Senior Site Reliability Engineer
Site Reliability Engineering (SRE) is an engineering discipline that combines software and systems engineering to build and run production systems. SRE ensures that August 99’s services—both our internally critical and our externally-visible systems, e.g. GitLab/developer tooling and hosted client sites for Agent Image—have reliability and uptime appropriate to users' needs and a fast rate of improvement while keeping an ever-watchful eye on capacity and performance.
General Responsibilities:
Engage in and improve the whole lifecycle of services—from inception and design, through deployment, operation, and refinement.
Install new / rebuild existing servers and configure hardware, services, settings, directories, storage, etc., following standards and project/operational requirements.
Perform daily system monitoring, verifying the integrity and availability of all hardware, server resources, systems, and key processes, reviewing system and application logs, and verifying completion of scheduled jobs such as backups.
Perform regular security monitoring to identify any possible intrusions.
Regularly work on improving August 99’s security practices, including: a. Recommending new technologies to improve threat assessment and mitigation. b. Assisting in the migration to new technologies. c. Assisting coworkers with infosec best practices to ensure cross-coverage within the team
Practice sustainable incident response and blameless postmortems.
Perform ongoing performance tuning and resource optimization as required.
Apply OS patches and upgrades on a regular basis, and upgrade administrative tools and utilities.

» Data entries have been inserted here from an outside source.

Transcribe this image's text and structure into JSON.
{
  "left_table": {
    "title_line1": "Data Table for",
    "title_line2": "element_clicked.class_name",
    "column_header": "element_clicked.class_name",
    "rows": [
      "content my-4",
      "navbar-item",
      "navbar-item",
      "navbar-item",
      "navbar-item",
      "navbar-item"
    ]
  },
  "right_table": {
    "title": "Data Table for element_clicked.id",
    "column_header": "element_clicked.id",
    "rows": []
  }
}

Configure / add new services as necessary.
Develop and maintain installation and configuration procedures, especially related to automation.
Design, develop, troubleshoot, and debug software programs for databases, applications, tools, networks, etc.
As a member of the site reliability and IT team, you will assist in defining and developing software for tasks associated with the development, debugging, or designing of software applications or operating systems.
Provide technical leadership to other software developers.
Specify, design, and implement modest changes to existing software architecture to meet changing needs.
Analyze system and software security and change procedures or code when necessary.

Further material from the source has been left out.